E-commerce is especially important for China, which boasts the largest market in the world at $615 billion dollars in 2015. That’s about the size of the United States and Europe combined. Mobile commerce is especially important, with engagement of 70 percent of China’s mobile Internet users. In the United States, only about 31 percent of users have embraced m-commerce.
Given the immense size of China’s consumer markets, the total amount of data generated is already massive and will only grow in the future. Big data offers the only efficient way to handle such data loads and is proving vital for companies competing in the marketplaces.
Another big disruptor is JD.com, an online retailer that focuses on delivering to consumers. Using big data to control and distribute inventories as well as a world-class logistics system, JD can actually deliver goods to nearly every Chinese person in two days. Given China’s immense size, this accomplishment is astonishing. JD also uses big data for financial modeling and can finance many of its customers’ purchases.
Much of the discussion has so far focused on the most obvious applications of big data, such as websites like Alibaba. Big data will provide many other benefits, however, and more traditional companies, such as manufacturers, will also be able to leverage it.

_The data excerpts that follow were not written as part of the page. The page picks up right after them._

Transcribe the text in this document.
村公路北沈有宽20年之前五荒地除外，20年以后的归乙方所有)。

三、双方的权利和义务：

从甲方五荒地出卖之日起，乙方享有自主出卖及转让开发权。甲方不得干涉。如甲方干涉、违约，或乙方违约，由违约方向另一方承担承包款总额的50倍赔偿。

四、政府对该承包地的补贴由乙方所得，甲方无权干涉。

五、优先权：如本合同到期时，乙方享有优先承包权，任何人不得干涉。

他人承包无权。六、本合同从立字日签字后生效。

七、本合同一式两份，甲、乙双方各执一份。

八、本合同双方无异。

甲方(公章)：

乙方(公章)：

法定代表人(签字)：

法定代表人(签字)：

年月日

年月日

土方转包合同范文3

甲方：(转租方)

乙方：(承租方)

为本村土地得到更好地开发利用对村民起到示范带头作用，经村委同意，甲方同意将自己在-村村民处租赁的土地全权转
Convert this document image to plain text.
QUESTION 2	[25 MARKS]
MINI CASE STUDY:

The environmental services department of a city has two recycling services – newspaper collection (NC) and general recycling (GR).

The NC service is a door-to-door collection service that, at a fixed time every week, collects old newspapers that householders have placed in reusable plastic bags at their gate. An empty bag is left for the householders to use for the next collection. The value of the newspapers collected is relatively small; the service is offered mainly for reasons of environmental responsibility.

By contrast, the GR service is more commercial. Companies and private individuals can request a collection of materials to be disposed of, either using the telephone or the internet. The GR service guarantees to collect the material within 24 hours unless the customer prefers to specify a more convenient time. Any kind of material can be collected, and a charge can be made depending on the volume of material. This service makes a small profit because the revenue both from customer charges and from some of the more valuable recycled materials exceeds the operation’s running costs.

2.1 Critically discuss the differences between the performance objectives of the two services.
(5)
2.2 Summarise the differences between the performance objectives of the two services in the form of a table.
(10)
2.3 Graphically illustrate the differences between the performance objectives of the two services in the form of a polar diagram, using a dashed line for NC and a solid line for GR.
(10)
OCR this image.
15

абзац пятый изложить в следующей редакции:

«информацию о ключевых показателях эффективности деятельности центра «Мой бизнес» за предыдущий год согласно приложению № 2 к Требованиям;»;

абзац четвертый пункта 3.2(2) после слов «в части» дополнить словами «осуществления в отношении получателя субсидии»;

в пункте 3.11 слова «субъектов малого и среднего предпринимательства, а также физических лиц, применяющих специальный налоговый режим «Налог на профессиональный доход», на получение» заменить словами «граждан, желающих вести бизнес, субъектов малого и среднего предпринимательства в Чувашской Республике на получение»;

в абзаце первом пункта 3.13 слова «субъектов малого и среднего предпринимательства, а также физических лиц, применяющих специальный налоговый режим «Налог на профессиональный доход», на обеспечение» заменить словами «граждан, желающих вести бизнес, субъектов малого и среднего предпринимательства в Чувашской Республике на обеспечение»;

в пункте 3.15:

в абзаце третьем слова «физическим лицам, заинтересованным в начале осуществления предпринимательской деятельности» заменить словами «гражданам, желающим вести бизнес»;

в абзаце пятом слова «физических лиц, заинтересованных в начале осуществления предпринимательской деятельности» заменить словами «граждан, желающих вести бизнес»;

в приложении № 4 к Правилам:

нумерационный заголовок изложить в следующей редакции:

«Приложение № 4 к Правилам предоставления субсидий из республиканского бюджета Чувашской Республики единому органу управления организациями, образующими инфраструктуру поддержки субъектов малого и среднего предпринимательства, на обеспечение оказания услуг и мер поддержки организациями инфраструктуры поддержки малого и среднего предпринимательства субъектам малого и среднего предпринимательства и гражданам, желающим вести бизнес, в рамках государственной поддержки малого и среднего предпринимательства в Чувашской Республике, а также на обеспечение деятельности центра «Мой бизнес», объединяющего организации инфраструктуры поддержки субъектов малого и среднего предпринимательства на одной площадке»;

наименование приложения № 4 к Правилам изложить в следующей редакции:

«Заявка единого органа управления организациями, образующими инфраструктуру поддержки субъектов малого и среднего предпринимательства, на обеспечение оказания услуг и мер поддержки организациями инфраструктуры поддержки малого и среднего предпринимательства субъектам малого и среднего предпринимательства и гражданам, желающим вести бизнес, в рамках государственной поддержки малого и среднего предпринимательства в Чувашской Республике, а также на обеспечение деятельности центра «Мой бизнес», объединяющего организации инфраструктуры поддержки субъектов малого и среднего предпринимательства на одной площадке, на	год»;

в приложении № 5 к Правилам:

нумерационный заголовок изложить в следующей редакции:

Big data applied to manufacturing has many benefits, and will prove vital for companies looking to modernize and adapt to the fast changing global economy.
For example, big data can be used to monitor product quality, and to uncover defects. Not only can data analytics recognize the problem, but it can often be used to uncover what’s causing the defects. Data analytics can also cut costs through energy savings, more accurate supply forecasting and by tracking and identifying supplier defects. As China’s manufacturing sector becomes more advanced, big data can also support increased customization and niche manufacturing.
But there’s another side to all of this data collection. Chinese authorities “have a wealth of data at their disposal about what individuals are doing at a micro level in ways that they never had before,” said Ronald Deibert, the Director of The Citizen Lab, a group of researchers at the University of Toronto’s Munk School of Global Affairs. It’s fascinating to think about.
We’re only scratching on the surface. Much as China is entering a new era, big data is also entering a new era, constantly evolving and adapting to changing conditions. Big data can be applied in countless ways. And as platforms advance, the world will develop new applications.